Nobility in the face of hardship, sure. Strength of character? Absolutely. But courage? Hardly. In fact, this is actually why Cate Blanchett, as the Evil Stepmother, is actually under-used. As it stands, Ella acquiesces to her de facto slavery almost instantly, and without much prodding from her nasty new family. If the film spent more time exploring the abusive relationship between her and her stepmother - showed us how she manipulates her into subservience, or showed a continuing pattern of cruelty and abuse - then perhaps Cinderella as a protagonist wouldn't seem so weak. In an era when popular cinema is moving more toward strong female heroines (The Hunger Games, Frozen, Edge of Tomorrow, Divergent, Brave, or pretty much any sci-fi character played by Zoe Saldana or Scarlett Johansson), Cinderella herself seems oddly retrograde.

Every time she tries to act like an equal member of the family (sitting at the breakfast table with everyone else; attempting to tag along to the royal ball), Stepmother simply makes a rude comment and Cinderella timidly flutters away. Aside from the threat of another harsh rebuke, there is literally nothing stopping her from just leaving, or otherwise standing up for herself. The more you consider the story and all of its implications, the less it stands up to scrutiny - but Branagh is counting on audiences to simply be swept up in the nostalgia of a tale whose details we've long since taken for granted.

I'm not sure Ella's future husband is much better.
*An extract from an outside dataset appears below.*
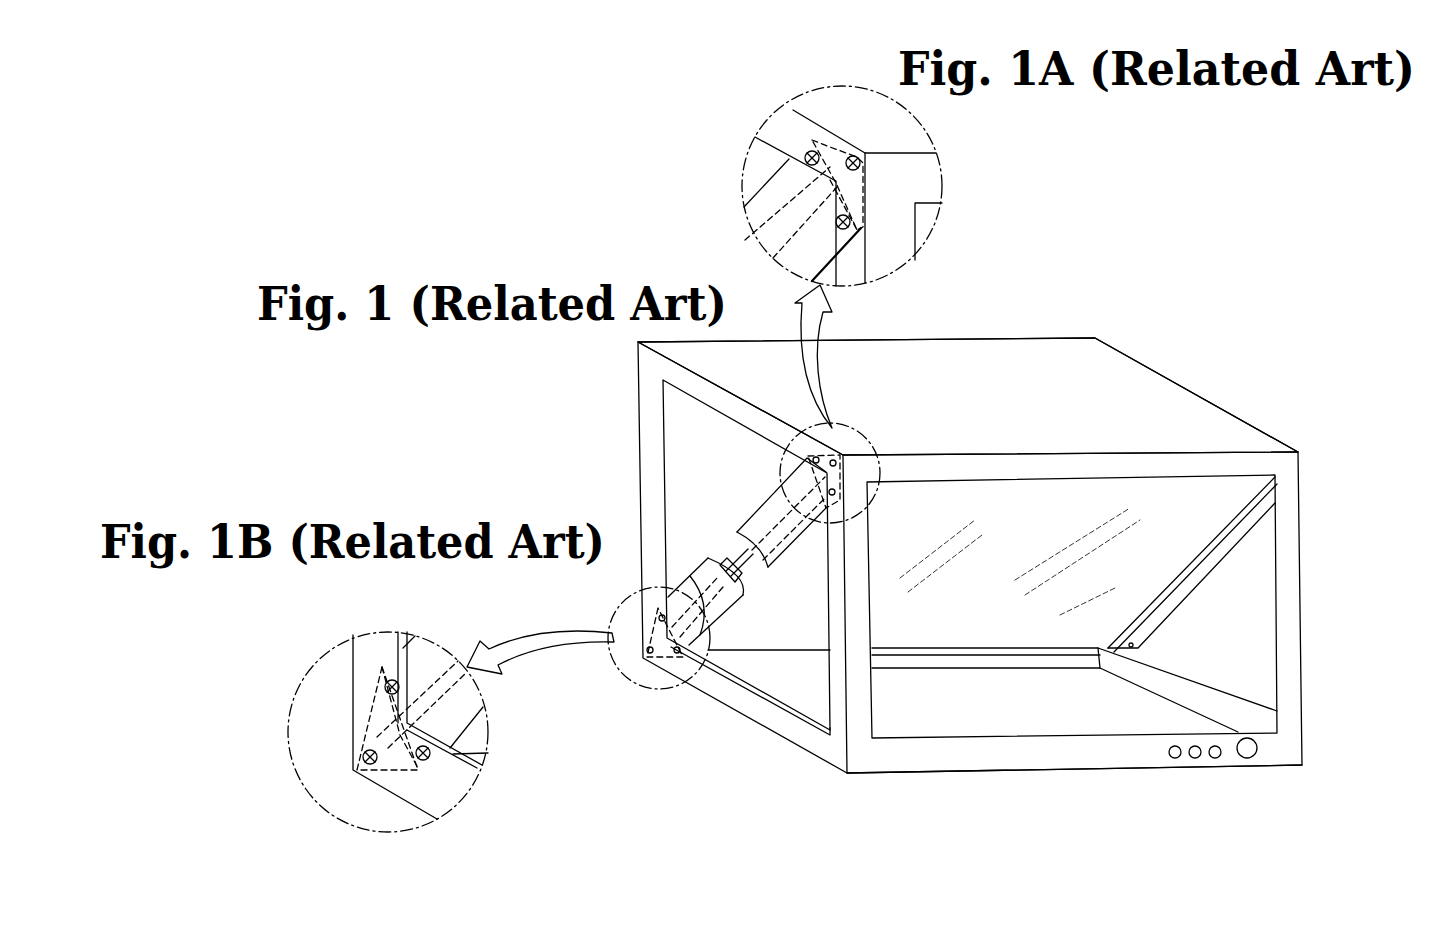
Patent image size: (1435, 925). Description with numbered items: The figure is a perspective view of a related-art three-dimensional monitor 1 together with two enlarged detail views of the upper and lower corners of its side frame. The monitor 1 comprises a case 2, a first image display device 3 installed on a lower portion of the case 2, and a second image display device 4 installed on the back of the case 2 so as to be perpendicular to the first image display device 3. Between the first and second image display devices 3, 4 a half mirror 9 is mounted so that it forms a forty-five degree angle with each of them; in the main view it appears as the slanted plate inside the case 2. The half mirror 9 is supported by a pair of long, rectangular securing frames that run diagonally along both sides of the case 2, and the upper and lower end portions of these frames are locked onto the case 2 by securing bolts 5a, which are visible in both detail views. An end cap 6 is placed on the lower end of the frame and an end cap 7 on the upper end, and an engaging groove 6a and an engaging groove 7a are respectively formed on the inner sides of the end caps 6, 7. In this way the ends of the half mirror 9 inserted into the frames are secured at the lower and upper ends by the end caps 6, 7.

The film casts Robb Stark as Prince Charming and he certainly looks and acts the part. His character gets to be Prince Charming because he looks like a Prince Charming. But it seems there's a reason no one ever referred to him as Prince Personality or Prince Conversation.
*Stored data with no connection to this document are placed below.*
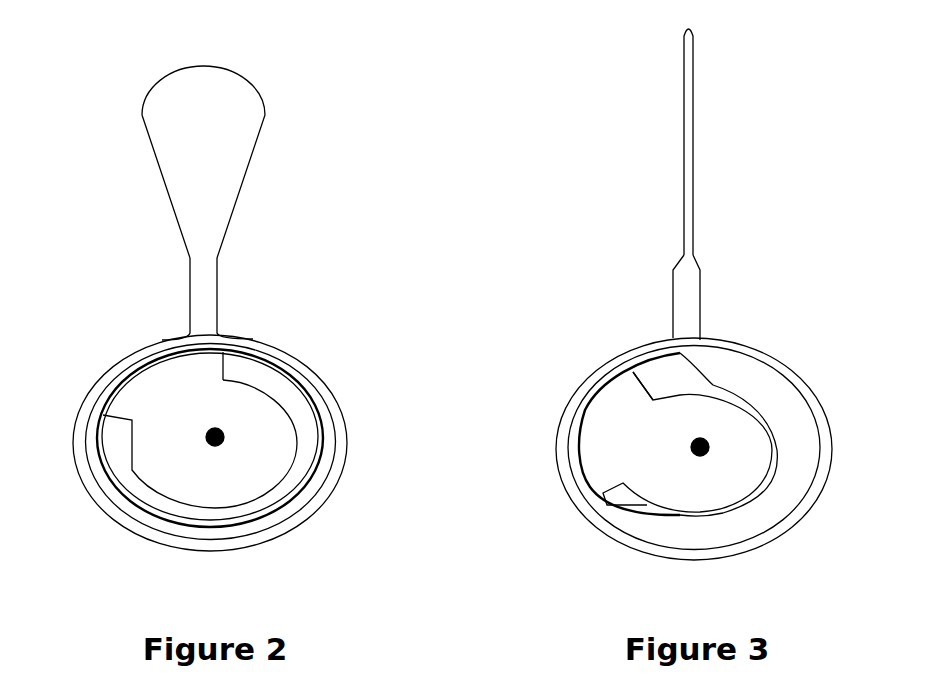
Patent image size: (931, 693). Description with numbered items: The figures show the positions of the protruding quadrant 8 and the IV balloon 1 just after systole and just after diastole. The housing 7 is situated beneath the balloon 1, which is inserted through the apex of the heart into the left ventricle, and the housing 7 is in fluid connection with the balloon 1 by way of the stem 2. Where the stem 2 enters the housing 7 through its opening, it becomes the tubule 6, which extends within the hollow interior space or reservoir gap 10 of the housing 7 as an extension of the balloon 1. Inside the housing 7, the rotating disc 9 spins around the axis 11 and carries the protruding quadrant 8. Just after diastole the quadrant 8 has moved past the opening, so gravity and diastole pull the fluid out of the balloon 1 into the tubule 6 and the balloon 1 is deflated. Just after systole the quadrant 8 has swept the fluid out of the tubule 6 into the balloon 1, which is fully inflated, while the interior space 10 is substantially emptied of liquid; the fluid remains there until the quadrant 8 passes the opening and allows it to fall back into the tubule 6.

In FIG. 2, the IV balloon 1 is at (223, 108).
In FIG. 3, the IV balloon 1 is at (684, 109).
In FIG. 2, the stem 2 is at (217, 294).
In FIG. 3, the stem 2 is at (668, 293).
In FIG. 2, the tubule 6 is at (223, 352).
In FIG. 3, the tubule 6 is at (620, 365).
In FIG. 2, the housing 7 is at (142, 343).
In FIG. 3, the housing 7 is at (760, 348).
In FIG. 2, the protruding quadrant 8 is at (145, 382).
In FIG. 3, the protruding quadrant 8 is at (625, 405).
In FIG. 2, the rotating disc 9 is at (222, 482).
In FIG. 3, the rotating disc 9 is at (707, 493).
In FIG. 2, the hollow interior space 10 is at (307, 456).
In FIG. 3, the hollow interior space 10 is at (780, 455).
In FIG. 2, the axis 11 is at (205, 443).
In FIG. 3, the axis 11 is at (700, 440).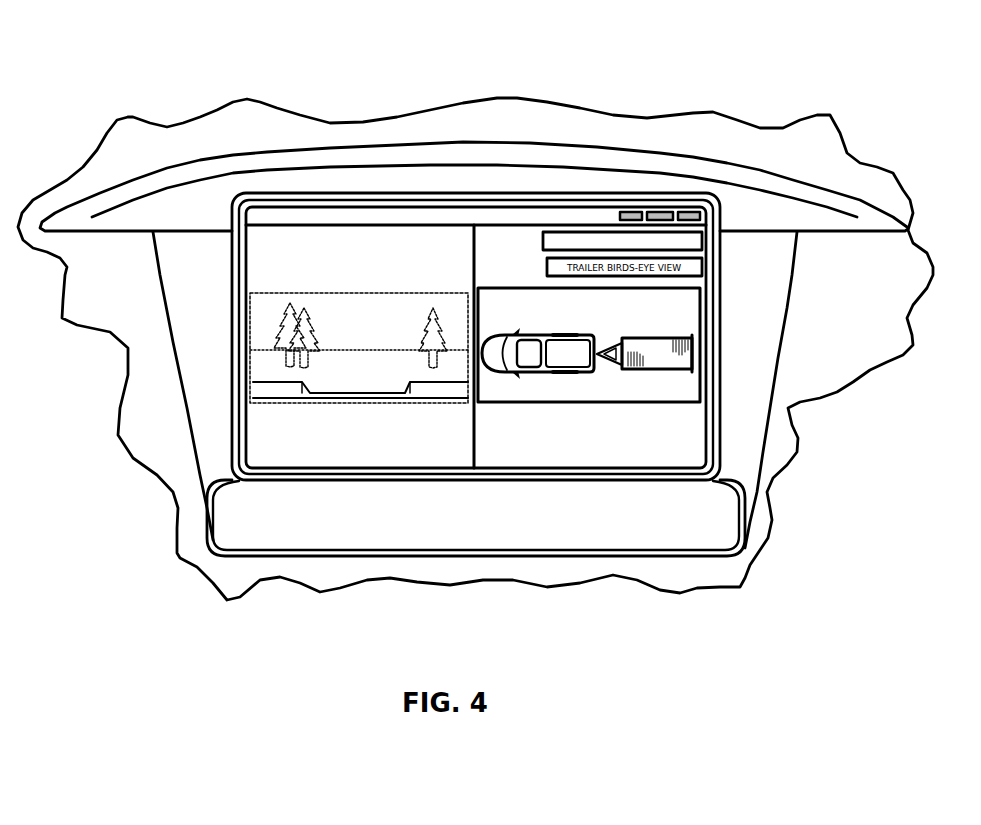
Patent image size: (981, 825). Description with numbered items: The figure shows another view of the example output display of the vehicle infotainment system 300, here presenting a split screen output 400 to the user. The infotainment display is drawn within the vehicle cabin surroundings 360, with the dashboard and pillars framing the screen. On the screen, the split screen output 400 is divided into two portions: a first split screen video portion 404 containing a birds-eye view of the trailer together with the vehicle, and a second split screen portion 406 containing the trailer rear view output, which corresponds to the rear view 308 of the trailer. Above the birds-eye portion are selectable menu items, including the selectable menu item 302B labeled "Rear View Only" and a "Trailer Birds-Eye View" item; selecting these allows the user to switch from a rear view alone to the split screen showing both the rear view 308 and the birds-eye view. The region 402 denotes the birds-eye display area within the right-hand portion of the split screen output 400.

The vehicle infotainment system 300 is at (476, 40).
The split screen output 400 is at (400, 100).
The vehicle cabin 360 is at (178, 555).
The rear view 308 is at (359, 339).
The selectable menu item 302B is at (543, 238).
The bird's-eye view display region 402 is at (602, 424).
The first split screen video portion 404 is at (580, 402).
The second split screen portion 406 is at (392, 403).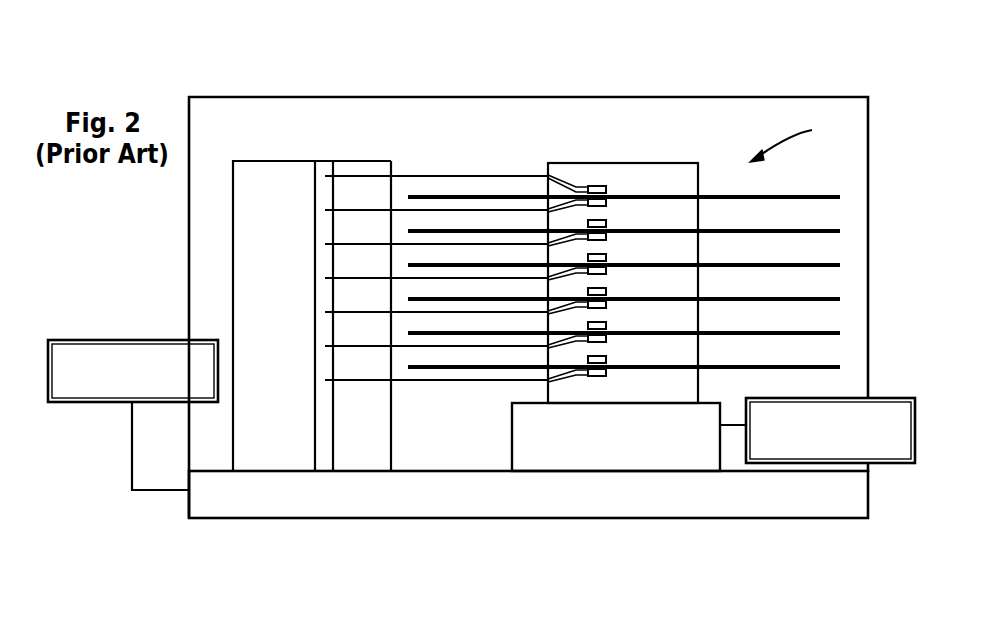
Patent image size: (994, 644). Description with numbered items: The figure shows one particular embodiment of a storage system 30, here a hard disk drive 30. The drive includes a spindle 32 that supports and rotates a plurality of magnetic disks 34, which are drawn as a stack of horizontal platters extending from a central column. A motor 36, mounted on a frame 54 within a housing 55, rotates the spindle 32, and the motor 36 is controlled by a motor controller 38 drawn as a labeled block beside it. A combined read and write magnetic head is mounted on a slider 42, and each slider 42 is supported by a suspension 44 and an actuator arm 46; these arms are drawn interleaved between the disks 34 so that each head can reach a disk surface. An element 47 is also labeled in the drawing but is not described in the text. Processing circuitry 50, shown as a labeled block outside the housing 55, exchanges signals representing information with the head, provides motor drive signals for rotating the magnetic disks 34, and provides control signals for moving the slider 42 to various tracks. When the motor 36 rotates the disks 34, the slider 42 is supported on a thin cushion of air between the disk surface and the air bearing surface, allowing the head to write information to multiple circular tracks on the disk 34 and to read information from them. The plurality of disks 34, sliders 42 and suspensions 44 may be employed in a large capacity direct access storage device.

The storage system 30 is at (798, 140).
The spindle 32 is at (676, 163).
The magnetic disks 34 is at (816, 199).
The motor 36 is at (608, 451).
The motor controller 38 is at (900, 464).
The slider 42 is at (600, 184).
The suspension 44 is at (560, 184).
The actuator arm 46 is at (498, 215).
The spindle housing 47 is at (282, 161).
The processing circuitry 50 is at (113, 340).
The frame 54 is at (307, 519).
The housing 55 is at (713, 97).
The first of the film's two standout aspects is, of course, Blanchett - not just the acting itself, but the way Branagh and Haris Zambarloukos photograph her. She is visualized as a noir villain - surrounded by shadows, lurking around corners, her face sometimes obscured by a hat or funeral lace. Her performance follows suit - she is cunning, droll, charmingly ruthless and endlessly amused by herself, and has a sinister laugh that sounds like no other sinister laugh.

And then there's the other standout feature - Sandy Powell's extraordinary costume work. The way she identifies and personifies characters by color scheme is one of the few areas in which the film escapes its persistent sense of familiarity. Blanchett's Stepmother is primarily dressed in gaudy greens, often complemented by black and gold. The stepsisters, Anastasia and Drisella, are shown early on side-by-side in polkadot dresses, looking very much like proxies for Tweedledee and Tweedledum. And the ball itself, far from being the blend of monotonous colors that similar movie scenes so often are, is a miracle of color coordination - the dresses primarily made up of slightly muted spring tones (which allows Cinderella's bright blue gown to stand out even more).
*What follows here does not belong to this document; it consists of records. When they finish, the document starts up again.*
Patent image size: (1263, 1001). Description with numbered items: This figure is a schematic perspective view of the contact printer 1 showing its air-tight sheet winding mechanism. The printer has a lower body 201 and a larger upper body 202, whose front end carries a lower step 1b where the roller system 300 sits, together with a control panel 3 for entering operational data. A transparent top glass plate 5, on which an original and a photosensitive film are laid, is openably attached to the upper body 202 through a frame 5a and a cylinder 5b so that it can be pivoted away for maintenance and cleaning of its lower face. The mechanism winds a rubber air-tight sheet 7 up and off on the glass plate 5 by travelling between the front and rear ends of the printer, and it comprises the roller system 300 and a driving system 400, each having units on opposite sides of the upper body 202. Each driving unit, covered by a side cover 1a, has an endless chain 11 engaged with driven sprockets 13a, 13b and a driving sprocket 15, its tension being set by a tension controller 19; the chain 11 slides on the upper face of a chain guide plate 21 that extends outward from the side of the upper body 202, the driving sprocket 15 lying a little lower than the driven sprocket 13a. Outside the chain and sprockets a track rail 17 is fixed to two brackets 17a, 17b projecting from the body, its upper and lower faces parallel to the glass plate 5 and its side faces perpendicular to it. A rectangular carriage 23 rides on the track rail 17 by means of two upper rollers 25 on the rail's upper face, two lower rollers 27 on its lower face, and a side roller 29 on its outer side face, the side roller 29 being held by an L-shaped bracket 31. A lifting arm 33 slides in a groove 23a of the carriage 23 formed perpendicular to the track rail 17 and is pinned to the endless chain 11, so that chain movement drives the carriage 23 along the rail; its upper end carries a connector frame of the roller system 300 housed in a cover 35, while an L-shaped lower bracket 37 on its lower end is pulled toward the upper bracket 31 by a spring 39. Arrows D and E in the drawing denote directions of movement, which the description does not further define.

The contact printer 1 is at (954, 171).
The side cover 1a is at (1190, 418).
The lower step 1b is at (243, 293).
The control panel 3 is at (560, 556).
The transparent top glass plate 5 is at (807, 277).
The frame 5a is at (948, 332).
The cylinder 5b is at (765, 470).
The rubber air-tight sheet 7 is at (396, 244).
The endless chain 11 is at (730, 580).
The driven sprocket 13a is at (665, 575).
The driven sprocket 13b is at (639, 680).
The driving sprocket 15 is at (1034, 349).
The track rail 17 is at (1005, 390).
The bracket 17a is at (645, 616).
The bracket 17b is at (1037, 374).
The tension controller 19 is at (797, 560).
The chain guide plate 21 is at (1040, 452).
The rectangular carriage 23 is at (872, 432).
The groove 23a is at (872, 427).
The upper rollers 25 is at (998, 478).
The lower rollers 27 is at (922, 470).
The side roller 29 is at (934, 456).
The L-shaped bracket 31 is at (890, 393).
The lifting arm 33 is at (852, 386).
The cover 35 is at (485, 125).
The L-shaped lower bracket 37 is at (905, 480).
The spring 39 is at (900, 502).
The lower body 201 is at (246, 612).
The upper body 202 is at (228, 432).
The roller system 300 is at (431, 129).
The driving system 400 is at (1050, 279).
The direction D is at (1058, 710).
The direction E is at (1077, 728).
And that's the thing. Cinderella is a nice-looking, well-acted movie. There's such a high level of technical proficiency here that the bare minimum was always going to be watchable competence. Unfortunately, big picture-wise, the filmmakers didn't aim much higher than the bare minimum. It's almost perfect that Branagh is the film's director, because he has previously proven what great work he can do while being utterly faithful to the source - most notably his four-hour, 70mm-shot 1996 epic version of Hamlet. Yes, of course, the material he had to work with in that case was stronger, I grant you that. But even so, there's a palpable personal vision to his Hamlet that is completely absent here. In Cinderella he and Disney have made a movie with the worst of impulses - reassure rather than challenge, repeat rather than interpret, duplicate rather than invent. If Kenneth Branagh had a magic wand and found himself a pumpkin, he'd just turn it into another pumpkin.